I made some calls, and like a lot of them are busy.
But the first step is to see what a crowd in real life
could even do.
This hasn't been done successfully before,
but I want to blow a neural network
up to the scale of a crowd.
And what better crowd to use than one made of the people
whose emergent properties made me who I am today?
That's right, I am going home to Stilwell, Kansas.
♪
♪
( birds chirping )
Michael: For help designing the brain
we would make out of people,
I recruited Chris Eliasmith,
director of the Center for Theoretical Neuroscience
at the University of Waterloo.
So Chris, we're headed south,
going down to the heart of Stilwell,
- where I grew up. - Nice.
We're going to do something a little bit weird. Um.
I want to create a brain.
- Right. - OK? But with a crowd of people.
It sounds like a challenge, for sure.
I looked into it,
and I found that the roundworm has a brain
that's made up of only 300-some-odd neurons.

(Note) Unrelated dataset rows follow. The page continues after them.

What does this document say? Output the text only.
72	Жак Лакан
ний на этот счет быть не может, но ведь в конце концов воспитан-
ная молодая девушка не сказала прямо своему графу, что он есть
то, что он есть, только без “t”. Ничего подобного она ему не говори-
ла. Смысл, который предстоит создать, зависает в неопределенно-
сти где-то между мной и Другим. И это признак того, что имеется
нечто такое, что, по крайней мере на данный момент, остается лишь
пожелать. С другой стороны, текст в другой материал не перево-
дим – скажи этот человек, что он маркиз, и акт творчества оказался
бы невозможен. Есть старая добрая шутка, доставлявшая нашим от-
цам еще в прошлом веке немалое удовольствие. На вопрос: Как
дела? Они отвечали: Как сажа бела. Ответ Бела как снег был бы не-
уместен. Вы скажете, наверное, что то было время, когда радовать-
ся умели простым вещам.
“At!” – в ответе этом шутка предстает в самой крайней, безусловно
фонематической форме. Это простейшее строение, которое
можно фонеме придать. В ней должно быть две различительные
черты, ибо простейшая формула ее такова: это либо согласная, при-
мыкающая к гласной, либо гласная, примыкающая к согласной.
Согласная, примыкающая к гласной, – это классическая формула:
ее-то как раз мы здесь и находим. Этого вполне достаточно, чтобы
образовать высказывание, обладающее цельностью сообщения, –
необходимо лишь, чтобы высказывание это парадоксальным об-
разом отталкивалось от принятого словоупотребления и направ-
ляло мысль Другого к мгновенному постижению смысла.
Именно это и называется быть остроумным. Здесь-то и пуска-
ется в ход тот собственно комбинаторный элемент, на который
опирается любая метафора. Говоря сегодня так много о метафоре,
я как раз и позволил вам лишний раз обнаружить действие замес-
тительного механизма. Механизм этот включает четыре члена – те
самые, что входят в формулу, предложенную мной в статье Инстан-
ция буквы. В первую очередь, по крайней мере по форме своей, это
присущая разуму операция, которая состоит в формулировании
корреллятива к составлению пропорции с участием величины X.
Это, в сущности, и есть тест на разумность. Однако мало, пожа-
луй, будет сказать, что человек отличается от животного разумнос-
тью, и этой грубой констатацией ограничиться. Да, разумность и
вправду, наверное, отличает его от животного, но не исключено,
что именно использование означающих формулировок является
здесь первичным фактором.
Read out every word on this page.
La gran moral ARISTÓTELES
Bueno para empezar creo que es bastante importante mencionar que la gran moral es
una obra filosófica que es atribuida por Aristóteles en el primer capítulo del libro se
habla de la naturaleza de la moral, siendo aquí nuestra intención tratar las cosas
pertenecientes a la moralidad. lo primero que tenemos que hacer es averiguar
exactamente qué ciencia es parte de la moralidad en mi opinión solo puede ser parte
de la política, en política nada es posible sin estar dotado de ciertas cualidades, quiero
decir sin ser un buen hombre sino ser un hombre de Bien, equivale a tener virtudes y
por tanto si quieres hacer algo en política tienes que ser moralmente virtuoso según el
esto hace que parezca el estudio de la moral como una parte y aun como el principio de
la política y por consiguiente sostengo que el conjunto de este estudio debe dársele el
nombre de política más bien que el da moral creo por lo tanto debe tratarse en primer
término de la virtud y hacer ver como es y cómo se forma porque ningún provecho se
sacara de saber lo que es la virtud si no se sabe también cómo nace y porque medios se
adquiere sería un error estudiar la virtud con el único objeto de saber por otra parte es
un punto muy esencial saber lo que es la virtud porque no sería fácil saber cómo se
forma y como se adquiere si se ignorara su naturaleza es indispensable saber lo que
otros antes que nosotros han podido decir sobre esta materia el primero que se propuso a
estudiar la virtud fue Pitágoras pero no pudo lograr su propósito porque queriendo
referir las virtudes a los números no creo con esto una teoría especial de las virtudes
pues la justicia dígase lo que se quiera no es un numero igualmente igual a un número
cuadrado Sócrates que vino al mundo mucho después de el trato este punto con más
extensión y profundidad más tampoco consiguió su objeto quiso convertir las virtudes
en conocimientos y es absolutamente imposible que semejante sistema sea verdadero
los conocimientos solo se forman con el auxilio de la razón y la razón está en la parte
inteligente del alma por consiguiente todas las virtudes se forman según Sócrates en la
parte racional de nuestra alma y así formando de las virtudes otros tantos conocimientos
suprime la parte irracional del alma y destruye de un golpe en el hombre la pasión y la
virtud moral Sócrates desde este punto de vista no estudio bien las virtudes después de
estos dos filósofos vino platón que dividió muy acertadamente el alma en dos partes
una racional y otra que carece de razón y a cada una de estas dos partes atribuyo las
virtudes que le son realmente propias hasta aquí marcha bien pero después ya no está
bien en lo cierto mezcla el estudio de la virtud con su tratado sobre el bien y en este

- That's right. - We can get 300 people,
and where better to get these people to make a brain
than my hometown of Stilwell?
This was the community that, in many ways, made me who I am.
Michael: This is all downtown Stilwell.
Some of my earliest memories are from here.
This used to be, and maybe still is, a feed store,
and they would have sno-cones during the summer.
It was the most awesome, delicious thing ever.
But as you can see,
a lot of corn is grown in Kansas,
but around here, the main thing that I saw being grown
- was just sod. - Oh, really?
Yeah, There's a famous sod farm around here
whose slogan was "High on grass."
- ( Chris laughs ) - It was pretty...pretty edgy for the time.
OK, so back to the brain that we're gonna make.
You know, building brains is in my job description.
I wrote a book called How to Build a Brain.
Michael: Chris is known for is neural network,
the Semantic Pointer Architecture Unified Network,
or SPAUN, which is one of the world's most complex
computer simulations of the brain.
It uses 6.6 million simulated neurons
to perform functions like counting, reasoning,
and image recognition.
SPAUN is cutting-edge,
but neural networks are nothing new.